I've got a long, long row to hoe when it comes to posting vintage recipes of all sorts, so today's focus is going to be on the ones that have been written in fountain pen.  Between the quill pen and the ball-point/gel pens, there were fountain pens. It was because of those that pocket protectors were invented. Julia Wright of Family Circle's Kitcheneering recommends a precaution when going on a flight to somewhere with a fountain pen--never fill it more than half full.

Other types of vintage recipes will be posted later as updates.

UPDATE: From Project Gutenberg:  Cookery Bookshelf  and Cookery and Dining in Imperial Rome; also from Project Gutenberg, a 17th century English translation of a Spanish missive about chocolate




























I have thusfar confined my recipe postings to those recipes are complete on one side of the file card. There are others which cover both sides, and that's what will be posted next.  In the meantime, enjoy a label recipe from a product that is no longer made, and note the postal address with zone number.




The above is a clipable page out of Family Circle magazine, and there was one of these in each issue. The binder to keep them in was sold separately, and was optional.

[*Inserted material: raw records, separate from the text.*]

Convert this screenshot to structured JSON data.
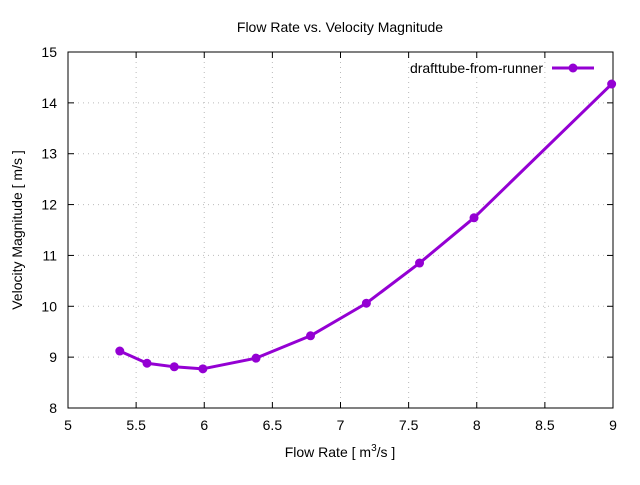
{
  "chart_data": {
    "type": "line",
    "title": "Flow Rate vs. Velocity Magnitude",
    "xlabel_main": "Flow Rate [ m",
    "xlabel_sup": "3",
    "xlabel_tail": "/s ]",
    "ylabel": "Velocity Magnitude [ m/s ]",
    "xlim": [
      5,
      9
    ],
    "ylim": [
      8,
      15
    ],
    "xticks": [
      "5",
      "5.5",
      "6",
      "6.5",
      "7",
      "7.5",
      "8",
      "8.5",
      "9"
    ],
    "yticks": [
      "8",
      "9",
      "10",
      "11",
      "12",
      "13",
      "14",
      "15"
    ],
    "grid": true,
    "legend_position": "top-right",
    "series": [
      {
        "name": "drafttube-from-runner",
        "color": "#9400d3",
        "x": [
          5.38,
          5.58,
          5.78,
          5.99,
          6.38,
          6.78,
          7.19,
          7.58,
          7.98,
          8.99
        ],
        "y": [
          9.12,
          8.88,
          8.81,
          8.77,
          8.98,
          9.42,
          10.06,
          10.85,
          11.74,
          14.37
        ]
      }
    ]
  }
}
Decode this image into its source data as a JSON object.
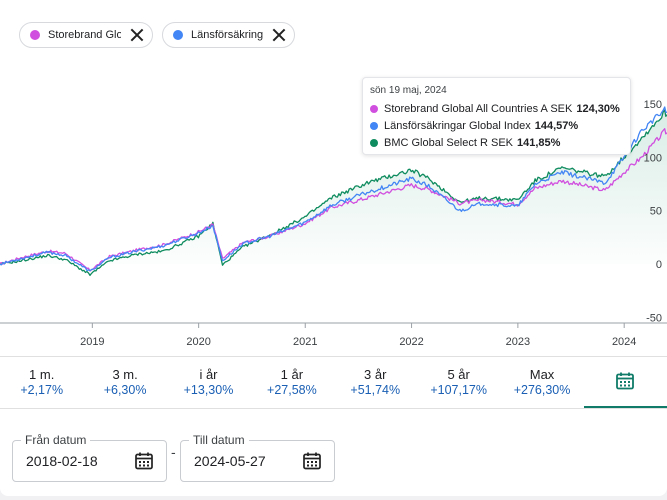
{
  "chips": [
    {
      "label": "Storebrand Glob...",
      "color": "#d14fdf"
    },
    {
      "label": "Länsförsäkringa...",
      "color": "#4285f4"
    }
  ],
  "tooltip": {
    "date": "sön 19 maj, 2024",
    "rows": [
      {
        "name": "Storebrand Global All Countries A SEK",
        "value": "124,30%",
        "color": "#d14fdf"
      },
      {
        "name": "Länsförsäkringar Global Index",
        "value": "144,57%",
        "color": "#4285f4"
      },
      {
        "name": "BMC Global Select R SEK",
        "value": "141,85%",
        "color": "#0f8c5f"
      }
    ]
  },
  "periods": [
    {
      "label": "1 m.",
      "value": "+2,17%"
    },
    {
      "label": "3 m.",
      "value": "+6,30%"
    },
    {
      "label": "i år",
      "value": "+13,30%"
    },
    {
      "label": "1 år",
      "value": "+27,58%"
    },
    {
      "label": "3 år",
      "value": "+51,74%"
    },
    {
      "label": "5 år",
      "value": "+107,17%"
    },
    {
      "label": "Max",
      "value": "+276,30%"
    }
  ],
  "calendar_tab_icon": "calendar-icon",
  "from_date": {
    "label": "Från datum",
    "value": "2018-02-18"
  },
  "to_date": {
    "label": "Till datum",
    "value": "2024-05-27"
  },
  "date_separator": "-",
  "chart_data": {
    "type": "line",
    "x_ticks": [
      "2019",
      "2020",
      "2021",
      "2022",
      "2023",
      "2024"
    ],
    "y_ticks": [
      150,
      100,
      50,
      0,
      -50
    ],
    "ylim": [
      -50,
      155
    ],
    "xlim": [
      "2018-02-18",
      "2024-05-27"
    ],
    "grid": false,
    "legend": "none",
    "series": [
      {
        "name": "Storebrand Global All Countries A SEK",
        "color": "#d14fdf",
        "points": [
          [
            "2018-02-18",
            0
          ],
          [
            "2018-05-01",
            6
          ],
          [
            "2018-08-01",
            12
          ],
          [
            "2018-10-01",
            10
          ],
          [
            "2018-12-24",
            -6
          ],
          [
            "2019-03-01",
            7
          ],
          [
            "2019-06-01",
            13
          ],
          [
            "2019-09-01",
            18
          ],
          [
            "2019-12-31",
            30
          ],
          [
            "2020-02-19",
            37
          ],
          [
            "2020-03-23",
            5
          ],
          [
            "2020-06-01",
            20
          ],
          [
            "2020-09-01",
            26
          ],
          [
            "2020-12-31",
            38
          ],
          [
            "2021-04-01",
            53
          ],
          [
            "2021-08-01",
            62
          ],
          [
            "2021-12-31",
            74
          ],
          [
            "2022-03-01",
            70
          ],
          [
            "2022-06-16",
            57
          ],
          [
            "2022-09-01",
            60
          ],
          [
            "2022-12-31",
            56
          ],
          [
            "2023-03-01",
            71
          ],
          [
            "2023-06-01",
            78
          ],
          [
            "2023-10-27",
            69
          ],
          [
            "2023-12-31",
            86
          ],
          [
            "2024-03-01",
            100
          ],
          [
            "2024-05-19",
            124.3
          ],
          [
            "2024-05-27",
            123
          ]
        ]
      },
      {
        "name": "Länsförsäkringar Global Index",
        "color": "#4285f4",
        "points": [
          [
            "2018-02-18",
            0
          ],
          [
            "2018-05-01",
            5
          ],
          [
            "2018-08-01",
            11
          ],
          [
            "2018-10-01",
            8
          ],
          [
            "2018-12-24",
            -7
          ],
          [
            "2019-03-01",
            6
          ],
          [
            "2019-06-01",
            12
          ],
          [
            "2019-09-01",
            17
          ],
          [
            "2019-12-31",
            29
          ],
          [
            "2020-02-19",
            36
          ],
          [
            "2020-03-23",
            3
          ],
          [
            "2020-06-01",
            19
          ],
          [
            "2020-09-01",
            26
          ],
          [
            "2020-12-31",
            39
          ],
          [
            "2021-04-01",
            55
          ],
          [
            "2021-08-01",
            67
          ],
          [
            "2021-12-31",
            80
          ],
          [
            "2022-03-01",
            73
          ],
          [
            "2022-06-16",
            50
          ],
          [
            "2022-09-01",
            57
          ],
          [
            "2022-12-31",
            54
          ],
          [
            "2023-03-01",
            75
          ],
          [
            "2023-06-01",
            86
          ],
          [
            "2023-10-27",
            76
          ],
          [
            "2023-12-31",
            100
          ],
          [
            "2024-03-01",
            125
          ],
          [
            "2024-05-19",
            144.57
          ],
          [
            "2024-05-27",
            142
          ]
        ]
      },
      {
        "name": "BMC Global Select R SEK",
        "color": "#0f8c5f",
        "points": [
          [
            "2018-02-18",
            0
          ],
          [
            "2018-05-01",
            3
          ],
          [
            "2018-08-01",
            8
          ],
          [
            "2018-10-01",
            4
          ],
          [
            "2018-12-24",
            -10
          ],
          [
            "2019-03-01",
            3
          ],
          [
            "2019-06-01",
            9
          ],
          [
            "2019-09-01",
            12
          ],
          [
            "2019-12-31",
            26
          ],
          [
            "2020-02-19",
            38
          ],
          [
            "2020-03-23",
            -1
          ],
          [
            "2020-06-01",
            16
          ],
          [
            "2020-09-01",
            27
          ],
          [
            "2020-12-31",
            44
          ],
          [
            "2021-04-01",
            62
          ],
          [
            "2021-08-01",
            76
          ],
          [
            "2021-12-31",
            88
          ],
          [
            "2022-03-01",
            80
          ],
          [
            "2022-06-16",
            58
          ],
          [
            "2022-09-01",
            62
          ],
          [
            "2022-12-31",
            60
          ],
          [
            "2023-03-01",
            78
          ],
          [
            "2023-06-01",
            90
          ],
          [
            "2023-10-27",
            82
          ],
          [
            "2023-12-31",
            100
          ],
          [
            "2024-03-01",
            118
          ],
          [
            "2024-05-19",
            141.85
          ],
          [
            "2024-05-27",
            140
          ]
        ]
      }
    ]
  }
}
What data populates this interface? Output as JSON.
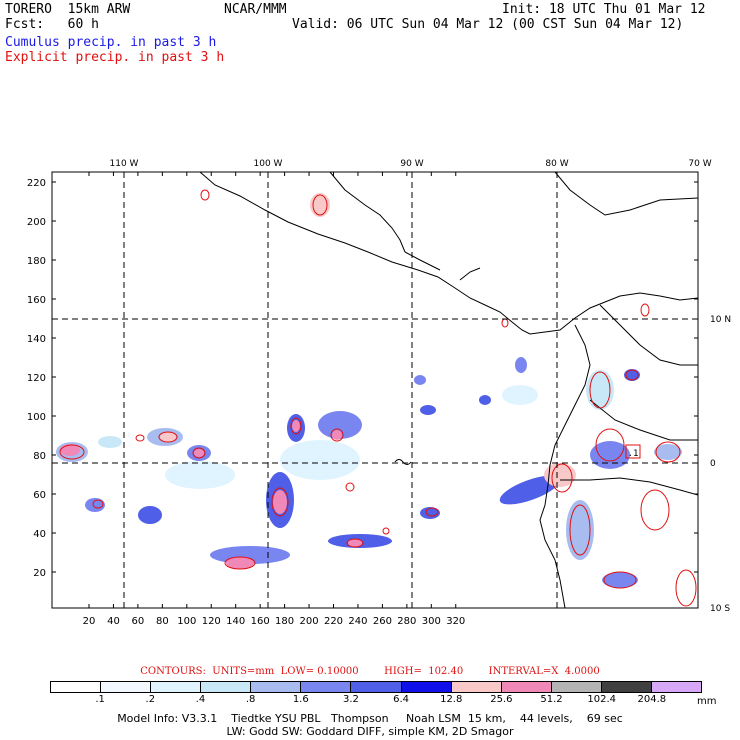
{
  "header": {
    "model_name": "TORERO  15km ARW",
    "org": "NCAR/MMM",
    "init": "Init: 18 UTC Thu 01 Mar 12",
    "fcst": "Fcst:   60 h",
    "valid": "Valid: 06 UTC Sun 04 Mar 12 (00 CST Sun 04 Mar 12)",
    "cumulus": "Cumulus precip. in past 3 h",
    "explicit": "Explicit precip. in past 3 h"
  },
  "colors": {
    "cumulus_text": "#1a1ae6",
    "explicit_text": "#e01010",
    "contour": "#e01010",
    "coast": "#000000"
  },
  "axes": {
    "x_ticks": [
      "20",
      "40",
      "60",
      "80",
      "100",
      "120",
      "140",
      "160",
      "180",
      "200",
      "220",
      "240",
      "260",
      "280",
      "300",
      "320"
    ],
    "y_ticks": [
      "20",
      "40",
      "60",
      "80",
      "100",
      "120",
      "140",
      "160",
      "180",
      "200",
      "220"
    ],
    "lon_labels": [
      "110 W",
      "100 W",
      "90 W",
      "80 W",
      "70 W"
    ],
    "lat_labels": [
      "10 N",
      "0",
      "10 S"
    ]
  },
  "map": {
    "box_label": ".1"
  },
  "contour_info": {
    "label": "CONTOURS:",
    "units": "UNITS=mm",
    "low": "LOW= 0.10000",
    "high": "HIGH=  102.40",
    "interval": "INTERVAL=X  4.0000"
  },
  "legend": {
    "values": [
      ".1",
      ".2",
      ".4",
      ".8",
      "1.6",
      "3.2",
      "6.4",
      "12.8",
      "25.6",
      "51.2",
      "102.4",
      "204.8"
    ],
    "colors": [
      "#ffffff",
      "#f2f8ff",
      "#e0f4ff",
      "#c8e8f8",
      "#a8bcf0",
      "#7a86f0",
      "#4f5fe8",
      "#1010e8",
      "#f9c8c8",
      "#f088b8",
      "#b4b4b4",
      "#404040",
      "#d8a8f8"
    ],
    "unit": "mm"
  },
  "footer": {
    "line1": "Model Info: V3.3.1    Tiedtke YSU PBL   Thompson     Noah LSM  15 km,    44 levels,    69 sec",
    "line2": "LW: Godd SW: Goddard DIFF, simple KM, 2D Smagor"
  }
}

While on an online quest to dig up a 1950s vintage roast turkey recipe that appeared in the newspaper St. Louis Globe-Democrat I found other interesting things like the Riverfront Times blog, which dug up much older recipes.  What I was looking for was, IMHO, a turkey recipe to die for, so to speak, and one that I've been approximating from memory over the years.  It involves stuffing that has all the usual ingredients plus the following: veal, pork sausage, coriander, water chestnuts, apples, pineapple, orange, candied ginger, and cider, while using 2 egg yolks for basting.  If there are any ancient river rats out there who have clipped this recipe and kept it, PLEASE share!  Thank you.

Riverfront Times' Gut Check
Ghosts of Thanksgivings Past (Riverfront Times blog)














Sunday-related off-topic addendum:

Usually when something current pertains to an old post, I'll update the old post, but what PBS' "Religion & Ethics" brought up this Sunday pertains to a couple of posts I was hoping that by now would just be relegated to the dustbins of history.  What they broadcast this Sunday was something of historical significance.  Specifically, this is relevant to the mental health undercurrents which rose in the 1920s and which remained prevalent thru the early 1960s, having peaked in the 30s 40s and 50s--yeah, too significant to have been so blatantly ignored in certain quarters.  It's a Big Hairy Deal.